この作品に使用されている堆朱(ついしゅ)は、中国における伝統的な漆工芸の一つで、主に装飾品や文具、家具の表面に施される技法です。「堆」とは文字通り「積む」という意味で、漆を層状に塗り重ねて立体的な文様を作ることからこの名がつきました。漆は樹液から作られる天然の塗料で、乾燥すると硬く、耐久性に優れるため、古来より中国では高級工芸品の素材として重宝されてきました。
唐代(7~10世紀)にはすでに存在が確認され、宋代(10~13世紀)以降、宮廷や上流階級の間で高く評価されました。明代(14~17世紀)には技法がさらに洗練され、文箱や筆筒、香炉などの小物から大型の屏風や家具に至るまで幅広く用いられました。その緻密な彫刻により、中国漆工芸の代表的な作例として評価されています。高級工芸品として鑑賞・収集の対象となっています。

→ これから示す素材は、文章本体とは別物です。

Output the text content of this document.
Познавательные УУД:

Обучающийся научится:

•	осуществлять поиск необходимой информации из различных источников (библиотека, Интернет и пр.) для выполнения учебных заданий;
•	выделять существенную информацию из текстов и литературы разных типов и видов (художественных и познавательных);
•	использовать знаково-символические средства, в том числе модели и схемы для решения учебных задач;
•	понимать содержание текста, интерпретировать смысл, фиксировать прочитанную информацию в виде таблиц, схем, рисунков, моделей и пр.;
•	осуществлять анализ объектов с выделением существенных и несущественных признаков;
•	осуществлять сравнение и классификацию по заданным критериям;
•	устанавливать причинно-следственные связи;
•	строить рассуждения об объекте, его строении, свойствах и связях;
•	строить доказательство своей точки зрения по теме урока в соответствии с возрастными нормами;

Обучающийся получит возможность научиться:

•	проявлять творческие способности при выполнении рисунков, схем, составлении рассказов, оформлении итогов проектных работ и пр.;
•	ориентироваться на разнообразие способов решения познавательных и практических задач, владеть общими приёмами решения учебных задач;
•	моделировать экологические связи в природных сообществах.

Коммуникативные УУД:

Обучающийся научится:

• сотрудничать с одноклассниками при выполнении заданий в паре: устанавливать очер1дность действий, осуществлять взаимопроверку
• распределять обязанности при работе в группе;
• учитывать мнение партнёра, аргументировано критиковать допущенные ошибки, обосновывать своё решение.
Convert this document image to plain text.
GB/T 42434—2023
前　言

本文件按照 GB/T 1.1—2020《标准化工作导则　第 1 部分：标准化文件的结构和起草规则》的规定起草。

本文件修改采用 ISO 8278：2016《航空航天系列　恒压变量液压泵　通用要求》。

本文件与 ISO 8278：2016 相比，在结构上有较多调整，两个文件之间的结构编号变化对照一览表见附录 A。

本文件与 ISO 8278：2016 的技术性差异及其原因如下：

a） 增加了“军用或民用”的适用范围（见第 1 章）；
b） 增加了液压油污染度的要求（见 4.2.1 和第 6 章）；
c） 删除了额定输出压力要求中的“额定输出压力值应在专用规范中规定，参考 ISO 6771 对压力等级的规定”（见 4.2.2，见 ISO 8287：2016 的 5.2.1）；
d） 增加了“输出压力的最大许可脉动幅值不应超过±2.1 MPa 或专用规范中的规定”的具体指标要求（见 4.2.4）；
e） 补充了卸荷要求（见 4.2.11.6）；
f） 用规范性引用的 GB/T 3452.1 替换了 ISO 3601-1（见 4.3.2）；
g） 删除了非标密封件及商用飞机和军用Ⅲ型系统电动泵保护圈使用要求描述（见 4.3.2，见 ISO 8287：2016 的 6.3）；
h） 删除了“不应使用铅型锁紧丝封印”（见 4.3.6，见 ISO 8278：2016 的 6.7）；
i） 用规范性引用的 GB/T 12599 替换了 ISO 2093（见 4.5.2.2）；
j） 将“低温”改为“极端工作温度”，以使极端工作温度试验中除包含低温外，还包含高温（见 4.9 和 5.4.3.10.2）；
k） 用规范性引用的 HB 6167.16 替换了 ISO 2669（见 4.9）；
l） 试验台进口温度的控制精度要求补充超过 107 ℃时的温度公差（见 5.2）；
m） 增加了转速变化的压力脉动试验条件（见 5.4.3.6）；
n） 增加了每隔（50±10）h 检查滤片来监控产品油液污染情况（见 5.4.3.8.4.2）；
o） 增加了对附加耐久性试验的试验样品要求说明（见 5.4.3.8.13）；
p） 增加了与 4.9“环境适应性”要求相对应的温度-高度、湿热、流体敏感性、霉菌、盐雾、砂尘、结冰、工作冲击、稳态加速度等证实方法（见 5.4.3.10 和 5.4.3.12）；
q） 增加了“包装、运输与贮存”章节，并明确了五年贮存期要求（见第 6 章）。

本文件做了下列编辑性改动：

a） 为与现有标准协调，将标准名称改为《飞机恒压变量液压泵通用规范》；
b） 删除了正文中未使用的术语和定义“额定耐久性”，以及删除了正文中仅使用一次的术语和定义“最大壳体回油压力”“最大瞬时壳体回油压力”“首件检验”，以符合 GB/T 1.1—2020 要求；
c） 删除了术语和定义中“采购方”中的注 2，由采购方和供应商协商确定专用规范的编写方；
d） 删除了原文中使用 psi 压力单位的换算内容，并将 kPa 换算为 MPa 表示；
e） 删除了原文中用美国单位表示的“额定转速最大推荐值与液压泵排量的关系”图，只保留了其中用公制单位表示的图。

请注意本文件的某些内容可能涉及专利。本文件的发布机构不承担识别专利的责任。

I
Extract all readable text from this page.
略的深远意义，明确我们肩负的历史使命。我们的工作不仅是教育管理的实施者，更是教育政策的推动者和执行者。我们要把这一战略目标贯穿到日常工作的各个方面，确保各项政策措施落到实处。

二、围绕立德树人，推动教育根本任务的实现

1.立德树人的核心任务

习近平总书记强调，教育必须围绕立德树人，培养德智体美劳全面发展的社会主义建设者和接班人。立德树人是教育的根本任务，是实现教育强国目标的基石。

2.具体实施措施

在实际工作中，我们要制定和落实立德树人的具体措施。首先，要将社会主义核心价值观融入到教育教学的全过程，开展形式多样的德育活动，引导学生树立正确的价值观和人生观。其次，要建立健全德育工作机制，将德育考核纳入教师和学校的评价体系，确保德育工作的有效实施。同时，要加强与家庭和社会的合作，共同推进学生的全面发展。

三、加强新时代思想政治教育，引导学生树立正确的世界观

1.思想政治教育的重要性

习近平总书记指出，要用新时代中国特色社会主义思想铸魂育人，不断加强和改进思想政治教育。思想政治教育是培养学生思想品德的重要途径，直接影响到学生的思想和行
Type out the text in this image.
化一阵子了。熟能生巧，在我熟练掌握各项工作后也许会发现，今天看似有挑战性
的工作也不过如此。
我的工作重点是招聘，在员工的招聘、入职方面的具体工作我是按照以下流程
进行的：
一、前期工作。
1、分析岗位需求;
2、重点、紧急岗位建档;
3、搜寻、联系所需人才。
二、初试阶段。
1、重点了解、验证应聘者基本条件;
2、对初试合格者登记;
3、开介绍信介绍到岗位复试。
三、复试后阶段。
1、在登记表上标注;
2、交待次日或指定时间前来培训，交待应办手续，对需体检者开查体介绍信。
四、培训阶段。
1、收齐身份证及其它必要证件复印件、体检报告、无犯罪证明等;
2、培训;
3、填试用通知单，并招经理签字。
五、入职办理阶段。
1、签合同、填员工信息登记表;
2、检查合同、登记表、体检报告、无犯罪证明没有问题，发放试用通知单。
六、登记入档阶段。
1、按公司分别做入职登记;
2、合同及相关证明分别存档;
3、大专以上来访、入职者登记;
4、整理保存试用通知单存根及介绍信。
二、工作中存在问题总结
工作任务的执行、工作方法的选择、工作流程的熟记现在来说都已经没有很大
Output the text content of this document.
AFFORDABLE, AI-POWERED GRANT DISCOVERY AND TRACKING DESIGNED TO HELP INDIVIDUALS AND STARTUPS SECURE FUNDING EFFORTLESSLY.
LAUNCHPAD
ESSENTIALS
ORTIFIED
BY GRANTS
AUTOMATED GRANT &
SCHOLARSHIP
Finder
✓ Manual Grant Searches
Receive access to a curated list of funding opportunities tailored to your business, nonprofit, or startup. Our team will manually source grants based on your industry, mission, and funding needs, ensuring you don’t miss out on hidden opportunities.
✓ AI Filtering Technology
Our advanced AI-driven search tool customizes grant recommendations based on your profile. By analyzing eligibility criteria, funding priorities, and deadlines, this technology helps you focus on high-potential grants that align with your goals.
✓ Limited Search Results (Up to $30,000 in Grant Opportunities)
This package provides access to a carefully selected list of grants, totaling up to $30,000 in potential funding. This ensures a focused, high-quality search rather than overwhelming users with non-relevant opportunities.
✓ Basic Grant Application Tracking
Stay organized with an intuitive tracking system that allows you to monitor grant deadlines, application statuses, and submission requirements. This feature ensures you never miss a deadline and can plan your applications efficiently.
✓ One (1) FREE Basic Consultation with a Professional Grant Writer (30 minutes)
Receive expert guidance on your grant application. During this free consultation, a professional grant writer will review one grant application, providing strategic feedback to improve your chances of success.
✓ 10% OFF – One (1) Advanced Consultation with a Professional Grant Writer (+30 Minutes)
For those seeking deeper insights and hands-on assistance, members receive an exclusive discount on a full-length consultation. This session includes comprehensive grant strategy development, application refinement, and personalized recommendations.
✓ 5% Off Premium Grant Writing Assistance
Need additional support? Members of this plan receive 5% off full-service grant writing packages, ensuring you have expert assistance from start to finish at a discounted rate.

堆朱の制作過程は、木や竹、紙などの器物の表面に漆を塗り、乾燥させた後、粉末状の顔料や朱漆を混ぜた漆を用いて文様を盛り上げるものです。この層を何度も重ね、彫刻刀やヘラで形を整え、最後に細部を磨くことで、立体感のある精緻な装飾を作り上げます。漆の温かみのある色彩が特徴で、陰影の効果により彫刻の立体感が強調されます。
この作品は「迎祥」の文字の周囲に雲文様と宝物の意匠を配し、縁を唐華文様で囲っています。朱漆の鮮やかな色合いと精緻な浮き彫りが華やかな印象を与える、慶事に相応しい作品となっています。